The mystic Osho talks about “happiness” and “misery,” and turns the conventional wisdom about these seemingly polar opposites on its head…
We often first get interested in meditation because we’re seeking some peace, or that elusive state of well-being called happiness—qualities that always seem to take a back seat to stress, worry, hurry, or just “the daily grind.” Deep down everyone wants to be happy, and luckily our inner intelligence will keep on looking for it, as it can sense it is part of our birthright.
In response to a question about why it is so difficult to be happy, mystic Osho talks about “happiness” and “misery,” and turns the conventional wisdom about these seemingly polar opposites on its head.

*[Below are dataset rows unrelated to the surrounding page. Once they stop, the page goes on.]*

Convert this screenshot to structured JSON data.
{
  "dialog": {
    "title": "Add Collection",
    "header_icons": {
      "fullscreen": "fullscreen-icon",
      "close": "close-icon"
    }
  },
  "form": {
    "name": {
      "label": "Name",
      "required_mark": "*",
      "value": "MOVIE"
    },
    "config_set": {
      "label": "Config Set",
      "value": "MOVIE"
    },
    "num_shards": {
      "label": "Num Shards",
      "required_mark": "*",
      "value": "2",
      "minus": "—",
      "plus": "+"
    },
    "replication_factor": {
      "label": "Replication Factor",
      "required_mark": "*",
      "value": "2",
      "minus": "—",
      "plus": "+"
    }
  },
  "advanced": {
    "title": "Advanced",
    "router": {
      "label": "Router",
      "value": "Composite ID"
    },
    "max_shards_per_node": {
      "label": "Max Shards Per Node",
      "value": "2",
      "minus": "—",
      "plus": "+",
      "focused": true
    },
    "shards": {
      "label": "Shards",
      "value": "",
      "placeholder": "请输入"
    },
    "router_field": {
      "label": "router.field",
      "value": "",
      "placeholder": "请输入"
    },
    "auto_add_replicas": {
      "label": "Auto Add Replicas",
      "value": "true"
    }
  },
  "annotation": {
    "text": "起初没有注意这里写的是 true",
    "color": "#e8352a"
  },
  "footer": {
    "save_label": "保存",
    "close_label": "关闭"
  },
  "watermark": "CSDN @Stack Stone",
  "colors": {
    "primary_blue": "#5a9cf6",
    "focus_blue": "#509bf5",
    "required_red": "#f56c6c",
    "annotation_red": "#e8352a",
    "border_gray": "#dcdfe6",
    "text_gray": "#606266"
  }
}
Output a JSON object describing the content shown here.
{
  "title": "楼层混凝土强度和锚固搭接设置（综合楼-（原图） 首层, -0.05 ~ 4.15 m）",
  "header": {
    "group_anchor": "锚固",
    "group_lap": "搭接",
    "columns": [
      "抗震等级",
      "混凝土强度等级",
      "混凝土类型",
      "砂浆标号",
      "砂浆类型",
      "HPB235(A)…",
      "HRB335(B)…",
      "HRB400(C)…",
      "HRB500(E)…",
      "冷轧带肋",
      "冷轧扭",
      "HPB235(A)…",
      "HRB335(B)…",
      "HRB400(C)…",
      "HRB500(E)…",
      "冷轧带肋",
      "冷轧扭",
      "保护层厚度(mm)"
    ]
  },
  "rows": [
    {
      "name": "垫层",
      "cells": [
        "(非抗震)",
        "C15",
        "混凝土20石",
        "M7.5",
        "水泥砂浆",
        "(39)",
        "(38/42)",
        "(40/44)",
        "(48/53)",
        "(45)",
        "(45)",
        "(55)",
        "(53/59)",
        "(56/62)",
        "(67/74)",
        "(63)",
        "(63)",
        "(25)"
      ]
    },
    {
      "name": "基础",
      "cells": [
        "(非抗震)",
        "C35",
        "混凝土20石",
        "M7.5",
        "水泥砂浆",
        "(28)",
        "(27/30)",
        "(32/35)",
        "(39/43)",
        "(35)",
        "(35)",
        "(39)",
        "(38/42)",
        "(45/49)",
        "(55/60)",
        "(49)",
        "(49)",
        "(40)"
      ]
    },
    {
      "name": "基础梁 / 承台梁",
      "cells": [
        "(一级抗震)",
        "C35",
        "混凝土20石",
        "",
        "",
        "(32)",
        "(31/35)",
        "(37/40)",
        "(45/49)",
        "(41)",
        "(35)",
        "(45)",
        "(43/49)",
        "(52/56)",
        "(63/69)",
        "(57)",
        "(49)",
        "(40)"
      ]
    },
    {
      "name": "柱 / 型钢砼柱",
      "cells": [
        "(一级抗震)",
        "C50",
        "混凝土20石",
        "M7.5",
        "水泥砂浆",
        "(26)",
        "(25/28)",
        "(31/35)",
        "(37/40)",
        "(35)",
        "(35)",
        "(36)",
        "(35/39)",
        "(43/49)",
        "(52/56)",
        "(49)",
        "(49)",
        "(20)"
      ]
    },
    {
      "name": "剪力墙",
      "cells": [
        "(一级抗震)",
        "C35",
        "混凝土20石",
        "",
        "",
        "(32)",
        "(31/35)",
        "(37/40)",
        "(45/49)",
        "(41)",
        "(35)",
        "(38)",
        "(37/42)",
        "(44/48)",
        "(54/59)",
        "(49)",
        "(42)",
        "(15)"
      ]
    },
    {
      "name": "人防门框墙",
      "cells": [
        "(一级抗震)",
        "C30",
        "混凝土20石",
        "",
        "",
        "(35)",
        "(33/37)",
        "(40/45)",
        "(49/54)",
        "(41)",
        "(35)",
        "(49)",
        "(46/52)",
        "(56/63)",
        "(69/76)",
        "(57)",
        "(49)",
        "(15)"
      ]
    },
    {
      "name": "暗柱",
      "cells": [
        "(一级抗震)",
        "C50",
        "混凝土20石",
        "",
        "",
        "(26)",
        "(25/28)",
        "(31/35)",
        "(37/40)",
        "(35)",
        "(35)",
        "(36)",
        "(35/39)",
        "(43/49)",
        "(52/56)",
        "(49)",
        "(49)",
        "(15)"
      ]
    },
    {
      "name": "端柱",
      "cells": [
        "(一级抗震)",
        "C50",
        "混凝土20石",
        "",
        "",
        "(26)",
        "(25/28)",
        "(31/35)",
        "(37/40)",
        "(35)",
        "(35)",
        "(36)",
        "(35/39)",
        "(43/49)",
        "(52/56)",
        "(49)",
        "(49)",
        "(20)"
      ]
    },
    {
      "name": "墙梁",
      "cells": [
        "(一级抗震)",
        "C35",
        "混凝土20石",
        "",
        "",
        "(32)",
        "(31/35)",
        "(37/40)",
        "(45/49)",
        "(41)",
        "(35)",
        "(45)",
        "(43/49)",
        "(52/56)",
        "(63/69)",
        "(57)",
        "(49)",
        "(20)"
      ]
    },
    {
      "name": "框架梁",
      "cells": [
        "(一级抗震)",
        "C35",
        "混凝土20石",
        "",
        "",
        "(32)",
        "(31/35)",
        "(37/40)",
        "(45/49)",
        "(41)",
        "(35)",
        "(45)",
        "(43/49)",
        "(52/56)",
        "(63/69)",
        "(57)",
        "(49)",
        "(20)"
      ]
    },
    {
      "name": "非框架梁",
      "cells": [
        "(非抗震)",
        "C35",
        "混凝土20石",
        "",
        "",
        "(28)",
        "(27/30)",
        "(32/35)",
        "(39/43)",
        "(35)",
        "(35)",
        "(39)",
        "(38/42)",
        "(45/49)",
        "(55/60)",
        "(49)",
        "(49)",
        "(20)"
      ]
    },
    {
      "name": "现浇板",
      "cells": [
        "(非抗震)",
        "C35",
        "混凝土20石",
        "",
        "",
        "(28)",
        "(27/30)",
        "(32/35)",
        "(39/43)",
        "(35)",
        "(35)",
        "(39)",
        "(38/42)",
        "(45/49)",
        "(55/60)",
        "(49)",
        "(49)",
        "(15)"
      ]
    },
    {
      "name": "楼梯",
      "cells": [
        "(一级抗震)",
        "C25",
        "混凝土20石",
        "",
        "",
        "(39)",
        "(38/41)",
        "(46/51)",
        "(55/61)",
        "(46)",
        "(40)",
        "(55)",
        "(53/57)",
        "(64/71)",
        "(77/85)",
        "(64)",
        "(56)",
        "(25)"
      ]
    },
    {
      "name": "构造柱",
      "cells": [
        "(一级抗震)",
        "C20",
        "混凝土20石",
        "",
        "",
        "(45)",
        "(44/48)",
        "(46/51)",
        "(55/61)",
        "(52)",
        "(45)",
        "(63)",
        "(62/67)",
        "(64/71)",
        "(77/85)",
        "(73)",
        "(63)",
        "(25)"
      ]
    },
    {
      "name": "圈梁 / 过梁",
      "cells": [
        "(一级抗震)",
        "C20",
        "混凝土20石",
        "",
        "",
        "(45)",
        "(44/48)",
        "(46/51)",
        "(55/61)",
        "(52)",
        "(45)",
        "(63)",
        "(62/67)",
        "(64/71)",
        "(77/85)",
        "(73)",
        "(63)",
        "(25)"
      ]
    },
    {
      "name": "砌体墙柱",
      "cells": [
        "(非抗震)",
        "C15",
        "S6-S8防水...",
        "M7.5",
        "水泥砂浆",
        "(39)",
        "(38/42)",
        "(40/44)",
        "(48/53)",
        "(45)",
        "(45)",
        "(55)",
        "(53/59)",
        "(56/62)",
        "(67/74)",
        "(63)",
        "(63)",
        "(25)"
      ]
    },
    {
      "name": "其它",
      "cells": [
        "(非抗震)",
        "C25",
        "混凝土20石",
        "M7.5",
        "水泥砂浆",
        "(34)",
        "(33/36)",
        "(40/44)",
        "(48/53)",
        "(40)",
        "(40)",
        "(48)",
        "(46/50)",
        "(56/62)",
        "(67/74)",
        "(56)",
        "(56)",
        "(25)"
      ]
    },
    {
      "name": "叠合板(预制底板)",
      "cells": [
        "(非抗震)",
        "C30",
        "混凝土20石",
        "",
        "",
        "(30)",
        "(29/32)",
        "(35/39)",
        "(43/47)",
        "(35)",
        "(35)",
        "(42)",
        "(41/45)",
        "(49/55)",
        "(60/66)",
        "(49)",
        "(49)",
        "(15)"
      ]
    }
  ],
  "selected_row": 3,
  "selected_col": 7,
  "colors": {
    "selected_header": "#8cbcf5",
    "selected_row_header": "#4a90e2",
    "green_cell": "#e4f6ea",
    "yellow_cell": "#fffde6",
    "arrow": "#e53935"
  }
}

As is often the case, he comes to the question from a quite unexpected point of view. Read more in this excerpt from his new book A Course in Meditation: A 21 Day Workout for Your Consciousness.
Why is it so difficult to be happy?
Misery has many things to give to you which happiness cannot give. On the contrary, happiness takes away many things from you. In fact, happiness takes all that you have ever had, all that you have ever been; happiness destroys you. Misery nourishes your ego, and happiness is basically a state of egolessness. That is the problem, the very crux of the problem. That’s why people find it very difficult to be happy.
If this is understood then things become very clear. Misery makes you special. Happiness is a universal phenomenon, there is nothing special about it. Trees are happy, and animals are happy, and birds are happy. The whole existence is happy except man. Being miserable, man becomes very special, extraordinary.
When you are ill, depressed, in misery, friends come to visit you, to solace you, to console you. When you are happy, the same friends become jealous of you. When you are really happy, you will find the whole world has turned against you. Nobody likes a happy person, because the happy person hurts the egos of the others. The others start feeling, “So you have become happy and we are still crawling in darkness, misery, and hell. How dare you be happy when we are all in such misery!”
Look into your misery and you will find certain fundamental things are there. One: it gives you respect. People feel friendlier towards you, more sympathetic. You will have more friends if you are miserable. This is a very strange world, something is fundamentally wrong with it. It should not be so; the happy person should have more friends. But become happy, and people become jealous of you; they are no longer friendly. They feel cheated; you have something that is not available to them—why are you happy? So we have learned down the ages a subtle mechanism: to repress happiness and to express misery.
You have to learn how to be happy, and you have to learn to respect happy people, and you have to learn to pay more attention to happy people, remember. This is a great service to humanity. Don’t sympathize too much with people who are miserable. If somebody is miserable, help, but don’t sympathize. Don’t give him the idea that misery is something worthwhile.
We have to learn a totally new language, only then this old rotten humanity can be changed. We have to learn the language of health, wholeness, happiness. It is going to be difficult because our investments are great.
That is why it is so difficult to be happy and so easy to be miserable. One thing more: misery needs no talents, anybody can afford it. Happiness needs talents, genius, and creativity. Only creative people are happy.
Let this sink deep in your heart: only creative people are happy. Happiness is a by-product of creativity. Create something, and you will be happy. Write a poem, sing a song, dance a dance, and see: you start becoming happy.
You need intelligence to be happy. The intelligent person is rebellious. Intelligence is rebellion; without intelligence there can be no happiness. Man can only be happy if he is intelligent, utterly intelligent.
Meditation is a device to release your intelligence. The more meditative you become, the more intelligent you become. But remember, by intelligence I don’t mean intellectuality. Intellectuality is part of stupidity. Intelligence is a totally different phenomenon, it has nothing to do with the head. Intelligence is something that comes from your very center. It wells up in you, and with it, many things start growing in you. You become happy, you become creative, you become rebellious, you become adventurous, you start loving insecurity. You start moving into the unknown. You start living dangerously, because that is the only way to live . . . To decide that “I will live my life intelligently,” that “I will not be just an imitator,” that “I will live within my own being, I will not be directed and commanded from without,” that “I will risk all to be myself, but I will not be part of a mob psychology,” that “I will walk alone,” that “I will find my own path,” that “I will make my own path in the world of truth.” Just by walking into the unknown you create the path. The path is not already there; just by walking, you create it.
Intelligence gives you the courage to be alone, and intelligence gives you the vision to be creative. A great urge, a great hunger arises to be creative. And only then, as a consequence, you can be happy, you can be blissful.